The Court ALLOWS Plaintiff's motion for remand [Docket No. 22], and DENIES Defendant's motion to affirm the Commissioner's decision [Docket No. 25].

FootNotes


1. The plaintiff also argues that the ALJ erred in assessing her credibility and that the ALJ's residual functional capacity assessment was not supported by substantial evidence in the record. Because the Court concludes it is unclear whether the ALJ properly weighed Dr. Davis's opinion and consequently remands the case to the ALJ so that he can apply, and explain his application of, the treating physician rule, these additional arguments are not addressed.
2. The term "spondylosis" refers to "any lesion of the spine of a degenerative nature." Stedman's Medical Dictionary 1656 (26th ed. 1995).

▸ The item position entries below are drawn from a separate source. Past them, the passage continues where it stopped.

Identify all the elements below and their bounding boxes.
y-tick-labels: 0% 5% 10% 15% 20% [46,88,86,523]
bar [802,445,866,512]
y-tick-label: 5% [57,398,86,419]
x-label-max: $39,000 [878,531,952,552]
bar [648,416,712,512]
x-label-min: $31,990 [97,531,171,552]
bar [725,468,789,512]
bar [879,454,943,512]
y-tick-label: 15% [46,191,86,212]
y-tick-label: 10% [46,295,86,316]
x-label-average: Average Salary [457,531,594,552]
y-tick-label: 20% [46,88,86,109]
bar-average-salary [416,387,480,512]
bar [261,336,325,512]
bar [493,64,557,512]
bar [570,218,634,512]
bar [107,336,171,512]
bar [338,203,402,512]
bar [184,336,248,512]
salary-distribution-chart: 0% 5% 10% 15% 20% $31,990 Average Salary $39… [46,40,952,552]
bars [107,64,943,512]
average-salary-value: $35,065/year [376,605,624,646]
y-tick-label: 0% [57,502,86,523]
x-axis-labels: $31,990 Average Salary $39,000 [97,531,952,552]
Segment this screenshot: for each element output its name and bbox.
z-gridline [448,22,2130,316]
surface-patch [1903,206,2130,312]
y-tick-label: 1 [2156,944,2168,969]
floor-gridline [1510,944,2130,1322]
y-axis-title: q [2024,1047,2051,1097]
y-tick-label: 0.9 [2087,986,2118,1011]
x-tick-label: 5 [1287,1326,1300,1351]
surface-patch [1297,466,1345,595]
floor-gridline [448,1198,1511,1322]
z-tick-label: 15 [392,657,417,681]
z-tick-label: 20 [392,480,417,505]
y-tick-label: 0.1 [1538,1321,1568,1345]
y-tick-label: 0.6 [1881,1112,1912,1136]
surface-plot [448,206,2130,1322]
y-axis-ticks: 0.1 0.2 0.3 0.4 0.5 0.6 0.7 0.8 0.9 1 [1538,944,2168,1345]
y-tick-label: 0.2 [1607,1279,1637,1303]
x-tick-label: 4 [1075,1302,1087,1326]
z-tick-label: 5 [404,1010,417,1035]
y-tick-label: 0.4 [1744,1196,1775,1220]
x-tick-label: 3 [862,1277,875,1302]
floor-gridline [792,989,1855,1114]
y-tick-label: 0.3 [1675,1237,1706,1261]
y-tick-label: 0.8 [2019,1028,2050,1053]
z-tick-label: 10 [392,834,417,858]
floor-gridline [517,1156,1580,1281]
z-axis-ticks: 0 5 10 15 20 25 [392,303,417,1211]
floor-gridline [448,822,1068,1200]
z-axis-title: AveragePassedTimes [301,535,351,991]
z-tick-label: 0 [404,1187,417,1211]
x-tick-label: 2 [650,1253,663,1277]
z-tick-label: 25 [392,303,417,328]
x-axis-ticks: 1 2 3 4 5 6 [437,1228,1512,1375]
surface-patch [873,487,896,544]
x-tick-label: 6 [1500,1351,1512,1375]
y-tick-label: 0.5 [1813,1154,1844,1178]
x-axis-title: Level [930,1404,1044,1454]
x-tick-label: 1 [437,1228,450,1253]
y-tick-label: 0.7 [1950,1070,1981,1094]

3. The term "stenosis" refers to a "stricture of any canal." Stedman's Medical Dictionary 1673 (26th ed. 1995).
4. The term "effusion" refers to the "escape of fluid from the blood vessels or lymphatics into the tissues or a cavity." Stedman's Medical Dictionary 547 (26th ed. 1995).
5. The term "erythema" refers to "[r]edness of the skin due to capillary dilation." Stedman's Medical Dictionary 594 (26th ed. 1995).
6. The ALJ points out that "Dr. Davis noted tender points while Dr. Rapoport found none." (Tr. 16). However, he does not explain how this difference in examinations conducted approximately two months apart demonstrates that Dr. Davis's opinion that Oberg is limited to less than sedentary exertion is inconsistent with the examination findings.
7. The record does not disclose that Dr. Davis has an area of specialization.